In a March 2009 letter to the President, the Kansas Republican slammed Mr. Hill for engaging in "evasive and unprofessional activities" as the U.S. representative to the Six Party Talks over North Korea. Mr. Brownback also noted that Mr. Hill spoke no Arabic and had never served in a diplomatic post in the Middle East. This was not, he wrote, "the time to appoint an ambassador who may need the equivalent of a crash course in Iraqi affairs."
Now the administration seems to have come around to Sen. Brownback's view. Word is that Mr. Hill will be leaving Baghdad after barely a year to become dean of the University of Denver's foreign service school. Supposedly, Mr. Hill took the job intent on spending only a year in Baghdad, but several sources tell me he had a particularly strained relationship with U.S. military commanders, including Gen. Ray Odierno. His lack of Arabic would also have made him poorly suited to play the role his predecessor Ryan Crocker did in easing tensions between Iraq's dueling political factions.

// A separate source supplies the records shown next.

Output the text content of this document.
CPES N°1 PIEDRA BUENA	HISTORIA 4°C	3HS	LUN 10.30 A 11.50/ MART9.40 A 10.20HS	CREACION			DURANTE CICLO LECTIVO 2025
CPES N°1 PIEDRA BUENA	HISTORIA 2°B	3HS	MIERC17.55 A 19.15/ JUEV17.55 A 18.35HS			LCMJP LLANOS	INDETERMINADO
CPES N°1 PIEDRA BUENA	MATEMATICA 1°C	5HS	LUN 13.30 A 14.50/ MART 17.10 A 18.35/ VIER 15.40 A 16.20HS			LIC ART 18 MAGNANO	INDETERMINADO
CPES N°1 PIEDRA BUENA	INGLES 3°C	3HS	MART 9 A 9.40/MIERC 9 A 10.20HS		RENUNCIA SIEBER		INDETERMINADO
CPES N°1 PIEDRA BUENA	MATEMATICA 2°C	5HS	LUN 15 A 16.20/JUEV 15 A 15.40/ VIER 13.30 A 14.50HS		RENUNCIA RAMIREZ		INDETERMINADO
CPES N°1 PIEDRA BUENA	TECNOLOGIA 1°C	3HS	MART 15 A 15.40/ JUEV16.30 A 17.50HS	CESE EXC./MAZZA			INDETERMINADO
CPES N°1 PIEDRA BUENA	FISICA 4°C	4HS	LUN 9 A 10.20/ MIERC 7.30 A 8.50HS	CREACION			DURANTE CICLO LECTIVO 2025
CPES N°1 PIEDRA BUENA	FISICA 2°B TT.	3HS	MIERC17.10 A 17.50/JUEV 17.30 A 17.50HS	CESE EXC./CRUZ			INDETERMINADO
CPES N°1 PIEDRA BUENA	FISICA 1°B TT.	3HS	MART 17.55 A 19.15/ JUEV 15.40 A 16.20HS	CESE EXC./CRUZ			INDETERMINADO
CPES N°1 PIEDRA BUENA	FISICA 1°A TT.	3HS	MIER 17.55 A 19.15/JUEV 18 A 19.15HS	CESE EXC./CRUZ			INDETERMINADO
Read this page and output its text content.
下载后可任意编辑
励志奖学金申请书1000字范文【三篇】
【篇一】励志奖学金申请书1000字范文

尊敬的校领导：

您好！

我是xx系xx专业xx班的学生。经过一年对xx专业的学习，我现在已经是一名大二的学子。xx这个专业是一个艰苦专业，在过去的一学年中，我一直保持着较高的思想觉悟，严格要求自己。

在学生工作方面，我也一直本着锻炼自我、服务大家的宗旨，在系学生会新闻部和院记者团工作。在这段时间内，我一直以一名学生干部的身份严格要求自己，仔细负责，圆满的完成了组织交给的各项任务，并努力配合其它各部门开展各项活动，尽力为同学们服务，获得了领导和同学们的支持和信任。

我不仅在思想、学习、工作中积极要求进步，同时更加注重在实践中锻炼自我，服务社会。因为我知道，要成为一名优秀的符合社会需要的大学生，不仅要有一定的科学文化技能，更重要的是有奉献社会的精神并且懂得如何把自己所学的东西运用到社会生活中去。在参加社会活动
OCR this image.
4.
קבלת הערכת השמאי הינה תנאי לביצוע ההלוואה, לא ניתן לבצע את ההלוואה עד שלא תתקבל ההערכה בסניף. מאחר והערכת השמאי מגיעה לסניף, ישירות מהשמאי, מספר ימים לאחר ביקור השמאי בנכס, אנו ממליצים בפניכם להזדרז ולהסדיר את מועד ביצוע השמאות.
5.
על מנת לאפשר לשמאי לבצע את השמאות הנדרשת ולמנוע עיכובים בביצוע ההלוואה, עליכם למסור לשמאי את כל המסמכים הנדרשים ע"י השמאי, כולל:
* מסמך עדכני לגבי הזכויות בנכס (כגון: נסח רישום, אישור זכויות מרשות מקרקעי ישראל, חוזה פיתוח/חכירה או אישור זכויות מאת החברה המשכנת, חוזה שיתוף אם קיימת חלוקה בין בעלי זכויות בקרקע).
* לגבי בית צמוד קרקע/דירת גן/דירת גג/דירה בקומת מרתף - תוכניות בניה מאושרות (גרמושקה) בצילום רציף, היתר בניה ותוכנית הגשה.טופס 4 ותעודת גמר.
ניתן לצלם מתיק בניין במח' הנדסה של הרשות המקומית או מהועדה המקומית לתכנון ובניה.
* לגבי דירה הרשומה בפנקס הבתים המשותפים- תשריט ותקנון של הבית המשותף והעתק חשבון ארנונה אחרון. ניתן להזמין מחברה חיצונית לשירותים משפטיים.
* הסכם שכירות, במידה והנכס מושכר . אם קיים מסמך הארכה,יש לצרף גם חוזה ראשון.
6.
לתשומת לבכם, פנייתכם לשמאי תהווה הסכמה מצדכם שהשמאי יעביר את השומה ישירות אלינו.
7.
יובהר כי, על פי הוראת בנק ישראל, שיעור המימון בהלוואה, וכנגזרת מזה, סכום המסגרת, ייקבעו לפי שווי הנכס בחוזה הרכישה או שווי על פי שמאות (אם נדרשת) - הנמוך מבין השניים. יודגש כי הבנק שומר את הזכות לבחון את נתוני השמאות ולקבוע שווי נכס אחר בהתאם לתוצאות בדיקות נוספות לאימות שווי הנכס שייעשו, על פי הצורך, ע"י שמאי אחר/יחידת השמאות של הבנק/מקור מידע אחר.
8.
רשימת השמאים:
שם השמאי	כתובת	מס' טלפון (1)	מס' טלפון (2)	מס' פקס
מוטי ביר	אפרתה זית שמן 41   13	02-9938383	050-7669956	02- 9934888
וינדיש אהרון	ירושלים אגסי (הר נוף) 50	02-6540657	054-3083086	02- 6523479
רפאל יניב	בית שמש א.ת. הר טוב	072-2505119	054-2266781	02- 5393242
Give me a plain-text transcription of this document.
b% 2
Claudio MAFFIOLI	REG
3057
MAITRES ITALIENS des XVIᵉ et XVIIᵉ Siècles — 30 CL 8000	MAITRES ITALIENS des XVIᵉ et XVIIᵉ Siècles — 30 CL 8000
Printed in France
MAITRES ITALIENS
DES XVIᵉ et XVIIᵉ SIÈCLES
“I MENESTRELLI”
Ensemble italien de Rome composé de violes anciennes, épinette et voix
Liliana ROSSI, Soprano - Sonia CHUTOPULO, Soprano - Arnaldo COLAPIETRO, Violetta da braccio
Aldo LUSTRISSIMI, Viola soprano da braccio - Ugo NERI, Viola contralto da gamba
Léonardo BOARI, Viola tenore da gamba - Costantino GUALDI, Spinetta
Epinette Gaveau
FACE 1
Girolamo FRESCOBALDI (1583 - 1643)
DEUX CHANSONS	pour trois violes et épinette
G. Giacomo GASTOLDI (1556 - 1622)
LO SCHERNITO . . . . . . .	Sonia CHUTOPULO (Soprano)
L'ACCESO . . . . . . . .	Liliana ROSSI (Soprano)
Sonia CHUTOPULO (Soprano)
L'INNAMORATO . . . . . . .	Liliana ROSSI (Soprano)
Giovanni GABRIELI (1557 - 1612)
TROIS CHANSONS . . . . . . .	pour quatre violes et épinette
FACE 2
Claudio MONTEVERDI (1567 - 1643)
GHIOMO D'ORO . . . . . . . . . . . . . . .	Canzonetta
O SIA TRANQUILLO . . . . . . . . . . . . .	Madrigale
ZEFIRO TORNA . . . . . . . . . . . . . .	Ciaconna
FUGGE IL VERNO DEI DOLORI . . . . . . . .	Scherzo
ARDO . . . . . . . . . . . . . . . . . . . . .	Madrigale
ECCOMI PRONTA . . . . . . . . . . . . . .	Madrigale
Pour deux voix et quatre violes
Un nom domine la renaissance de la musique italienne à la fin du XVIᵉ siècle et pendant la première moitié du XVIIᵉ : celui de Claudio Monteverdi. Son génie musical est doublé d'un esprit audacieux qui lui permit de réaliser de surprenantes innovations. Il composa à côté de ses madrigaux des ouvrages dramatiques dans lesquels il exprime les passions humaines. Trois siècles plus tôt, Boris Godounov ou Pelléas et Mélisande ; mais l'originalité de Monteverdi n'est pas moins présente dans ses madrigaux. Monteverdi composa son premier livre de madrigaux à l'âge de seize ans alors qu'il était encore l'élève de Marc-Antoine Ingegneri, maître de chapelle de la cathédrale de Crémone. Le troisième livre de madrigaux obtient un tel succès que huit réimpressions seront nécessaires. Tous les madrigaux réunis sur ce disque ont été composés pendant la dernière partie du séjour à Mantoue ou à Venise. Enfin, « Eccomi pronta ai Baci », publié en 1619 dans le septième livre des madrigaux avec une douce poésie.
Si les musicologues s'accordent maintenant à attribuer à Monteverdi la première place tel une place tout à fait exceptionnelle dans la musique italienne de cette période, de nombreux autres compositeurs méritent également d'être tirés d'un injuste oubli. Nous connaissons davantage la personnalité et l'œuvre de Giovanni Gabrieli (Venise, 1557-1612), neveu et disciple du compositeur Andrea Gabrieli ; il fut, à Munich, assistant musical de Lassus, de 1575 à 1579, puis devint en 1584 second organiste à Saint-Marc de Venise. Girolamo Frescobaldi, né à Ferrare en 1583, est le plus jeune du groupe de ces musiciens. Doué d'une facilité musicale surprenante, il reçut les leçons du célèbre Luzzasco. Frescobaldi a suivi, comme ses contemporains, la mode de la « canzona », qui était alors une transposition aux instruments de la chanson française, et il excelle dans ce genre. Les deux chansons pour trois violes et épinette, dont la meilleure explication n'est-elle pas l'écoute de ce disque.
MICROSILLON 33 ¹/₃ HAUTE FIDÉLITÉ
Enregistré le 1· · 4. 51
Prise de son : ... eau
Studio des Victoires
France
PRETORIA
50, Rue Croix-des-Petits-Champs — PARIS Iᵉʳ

The good news is that Mr. Hill is to be replaced with Jim Jeffrey, currently the U.S. ambassador to Turkey. Mr. Jeffrey, a Vietnam vet, has already done one tour of duty in the Baghdad embassy as former ambassador John Negroponte's deputy. He was also George W. Bush's deputy national security adviser. The ambassador gets good reviews from his erstwhile White House colleagues, who think the New Englander's easy manner, Middle East expertise and military background will serve him well. His nomination is another reminder that, when it comes to Iraq policy, Barack Obama's presidency is little more than an extension of his predecessor's.